Conservatism and Liberalism: Yin and Yang

I tend to see conservativism and liberalism more like two mutually upholding forces than two isolated viewpoints. Put another way, for me, instead of the two tendencies being like two people sitting across from each other yelling at each other, its more like two people holding a large piece of furniture on both sides. If one of them lets go and stops holding their weight, things are in danger of collapsing. On the other hand, if one side overdoes it and pushes too hard, things are also in danger of collapsing. In that sense when I think of a well-balanced person I don’t think of someone who is „conservative“ or „liberal“, but a person in whom the forces of liberalism and conservativism are balanced and mutually serve each other. For me (and I really mean just for me, because I’m just spelunking in my own intuitions here) conservatism represents structure and reality. Liberalism on the other hand represents freedom and chaos. And I don’t mean by chaos any negative judgement whatsoever because I think human life cannot exist without it.

Conservatism thrives in respecting and taking ultimate reality into account – note that by this I don’t mean merely concrete or scientific facts. In fact, often it is the case that mere scientific facts, or „information“ is a distraction from the most important realities: ultimate fundamental categories of structure built into the human mind such as justice, virtue, etc. which enable us to perceive the real world at all. Liberalism thrives at freeing and making room for the letting be of the subjective – removing the suffocating vice grips of conservative order, to put it in German: um das Seiende sein zu lassen– to let the be-er be rather than making conformance to order a pre-condition to its existence. Liberalism fundamentally recognises the absolute necessity of choice unto conformance with an objective standard – without choice it is not true conformance – so freedom is a precondition of true authenticity.

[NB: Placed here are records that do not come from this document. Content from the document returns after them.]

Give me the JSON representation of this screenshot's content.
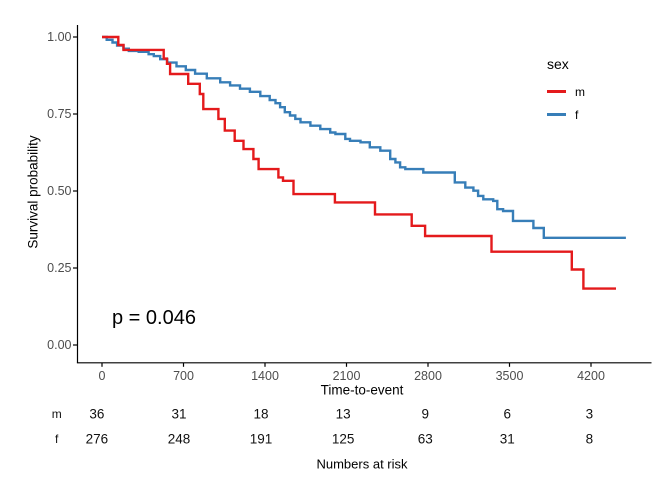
{
  "chart_data": {
    "type": "line",
    "subtype": "kaplan-meier-step",
    "xlabel": "Time-to-event",
    "ylabel": "Survival probability",
    "pvalue_text": "p = 0.046",
    "xlim": [
      0,
      4600
    ],
    "ylim": [
      0,
      1
    ],
    "x_ticks": [
      0,
      700,
      1400,
      2100,
      2800,
      3500,
      4200
    ],
    "x_tick_labels": [
      "0",
      "700",
      "1400",
      "2100",
      "2800",
      "3500",
      "4200"
    ],
    "y_ticks": [
      0,
      0.25,
      0.5,
      0.75,
      1
    ],
    "y_tick_labels": [
      "0.00",
      "0.25",
      "0.50",
      "0.75",
      "1.00"
    ],
    "grid": "off",
    "legend": {
      "title": "sex",
      "position": "right",
      "entries": [
        {
          "label": "m",
          "color": "#E41A1C"
        },
        {
          "label": "f",
          "color": "#377EB8"
        }
      ]
    },
    "series": [
      {
        "name": "m",
        "color": "#E41A1C",
        "end_time": 4415,
        "steps": [
          [
            0,
            1.0
          ],
          [
            140,
            0.974
          ],
          [
            185,
            0.958
          ],
          [
            530,
            0.93
          ],
          [
            558,
            0.913
          ],
          [
            585,
            0.88
          ],
          [
            740,
            0.848
          ],
          [
            840,
            0.815
          ],
          [
            870,
            0.766
          ],
          [
            1000,
            0.734
          ],
          [
            1055,
            0.696
          ],
          [
            1140,
            0.663
          ],
          [
            1215,
            0.636
          ],
          [
            1300,
            0.604
          ],
          [
            1345,
            0.571
          ],
          [
            1515,
            0.544
          ],
          [
            1555,
            0.533
          ],
          [
            1645,
            0.49
          ],
          [
            2000,
            0.463
          ],
          [
            2345,
            0.424
          ],
          [
            2660,
            0.387
          ],
          [
            2775,
            0.354
          ],
          [
            3345,
            0.303
          ],
          [
            4035,
            0.245
          ],
          [
            4135,
            0.183
          ]
        ]
      },
      {
        "name": "f",
        "color": "#377EB8",
        "end_time": 4500,
        "steps": [
          [
            0,
            1.0
          ],
          [
            40,
            0.991
          ],
          [
            90,
            0.982
          ],
          [
            130,
            0.972
          ],
          [
            185,
            0.962
          ],
          [
            230,
            0.955
          ],
          [
            315,
            0.952
          ],
          [
            400,
            0.944
          ],
          [
            445,
            0.938
          ],
          [
            500,
            0.928
          ],
          [
            560,
            0.917
          ],
          [
            640,
            0.905
          ],
          [
            720,
            0.893
          ],
          [
            800,
            0.881
          ],
          [
            900,
            0.866
          ],
          [
            1015,
            0.853
          ],
          [
            1100,
            0.843
          ],
          [
            1185,
            0.832
          ],
          [
            1270,
            0.822
          ],
          [
            1360,
            0.808
          ],
          [
            1440,
            0.795
          ],
          [
            1490,
            0.785
          ],
          [
            1530,
            0.772
          ],
          [
            1570,
            0.756
          ],
          [
            1615,
            0.745
          ],
          [
            1660,
            0.734
          ],
          [
            1705,
            0.723
          ],
          [
            1790,
            0.712
          ],
          [
            1875,
            0.701
          ],
          [
            1960,
            0.69
          ],
          [
            2005,
            0.685
          ],
          [
            2090,
            0.669
          ],
          [
            2130,
            0.663
          ],
          [
            2220,
            0.658
          ],
          [
            2300,
            0.642
          ],
          [
            2390,
            0.631
          ],
          [
            2475,
            0.604
          ],
          [
            2520,
            0.593
          ],
          [
            2560,
            0.577
          ],
          [
            2605,
            0.571
          ],
          [
            2760,
            0.56
          ],
          [
            3030,
            0.528
          ],
          [
            3120,
            0.511
          ],
          [
            3190,
            0.501
          ],
          [
            3230,
            0.484
          ],
          [
            3275,
            0.473
          ],
          [
            3360,
            0.468
          ],
          [
            3395,
            0.441
          ],
          [
            3445,
            0.435
          ],
          [
            3530,
            0.403
          ],
          [
            3705,
            0.38
          ],
          [
            3795,
            0.348
          ]
        ]
      }
    ],
    "risk_table": {
      "caption": "Numbers at risk",
      "time_points": [
        0,
        700,
        1400,
        2100,
        2800,
        3500,
        4200
      ],
      "rows": [
        {
          "label": "m",
          "counts": [
            36,
            31,
            18,
            13,
            9,
            6,
            3
          ]
        },
        {
          "label": "f",
          "counts": [
            276,
            248,
            191,
            125,
            63,
            31,
            8
          ]
        }
      ]
    },
    "axis_color": "#000000",
    "tick_text_color": "#4d4d4d"
  }
}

In this sense, I think that anyone who isn’t plagued with a severe OCD problem, doesn’t try control everyone around them, and doesn’t hate the very idea of subjectivity has liberal elements very alive within them. And anyone who isn’t entirely disengaged from reality on an acid trip of love and wonder (sounds partially amazing) has very real elements of conservativism alive in them. I think both forces are actually intended to serve each other. Conservatism serves liberalism by helping it to recognise that while the subjective and the free are good, they must take place within a pre-existing and defined sphere of order – because if freedom has no reference point against which it can define itself it disappears into literal nonsense.

Whereas liberalism both insists upon the fundamental necessity of freedom as a precondition to true order and also points out many areas in which conservatism’s putative order is really a subjective manifestation or artifact of preference which has no connection to the ultimate principles of order must insisted upon by the conservative „Geist“. I believe Jesus represented a perfect balance of liberalism and conservatism. In fact given the circumstances in which he lived, he often voiced a liberal role among the Pharisees, who not only deprived people of authenticity and freedom, but also baked their own subjective preferences and inventions into the law and preached them as being fundamentally connected to God’s will. „The Sabbath was made for man – not man for the Sabbath“.

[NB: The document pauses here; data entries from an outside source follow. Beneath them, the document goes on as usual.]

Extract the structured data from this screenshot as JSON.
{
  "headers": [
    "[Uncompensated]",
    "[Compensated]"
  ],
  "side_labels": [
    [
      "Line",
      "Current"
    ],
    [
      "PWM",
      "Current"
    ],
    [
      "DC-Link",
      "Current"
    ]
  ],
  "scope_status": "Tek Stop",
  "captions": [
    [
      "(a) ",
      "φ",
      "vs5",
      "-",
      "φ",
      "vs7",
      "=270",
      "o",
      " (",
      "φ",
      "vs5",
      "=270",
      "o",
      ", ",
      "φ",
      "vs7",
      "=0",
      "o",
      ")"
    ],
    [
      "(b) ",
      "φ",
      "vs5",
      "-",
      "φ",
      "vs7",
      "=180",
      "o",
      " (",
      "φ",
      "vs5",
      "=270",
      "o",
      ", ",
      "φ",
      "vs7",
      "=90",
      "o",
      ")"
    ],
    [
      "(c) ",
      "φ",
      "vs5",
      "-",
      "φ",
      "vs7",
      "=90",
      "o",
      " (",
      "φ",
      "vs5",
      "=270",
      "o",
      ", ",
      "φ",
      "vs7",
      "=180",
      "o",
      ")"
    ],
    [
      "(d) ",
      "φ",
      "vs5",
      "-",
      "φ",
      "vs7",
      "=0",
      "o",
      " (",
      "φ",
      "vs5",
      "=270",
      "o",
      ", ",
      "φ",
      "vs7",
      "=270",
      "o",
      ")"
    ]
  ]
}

Yet I think if he came in, Germany, say, he would have many very conservative things to say: „Go and sin no more.“ Fundamentally I think the precondition of a well-formed soul is a balance of authentic, free – even passionate – submission to a subjectively affirmed and recognised order. People who achieve this become beautiful souls, if not in their very being manifesting beauty itself. Because beauty itself is a perfect balance of raw chaos and order.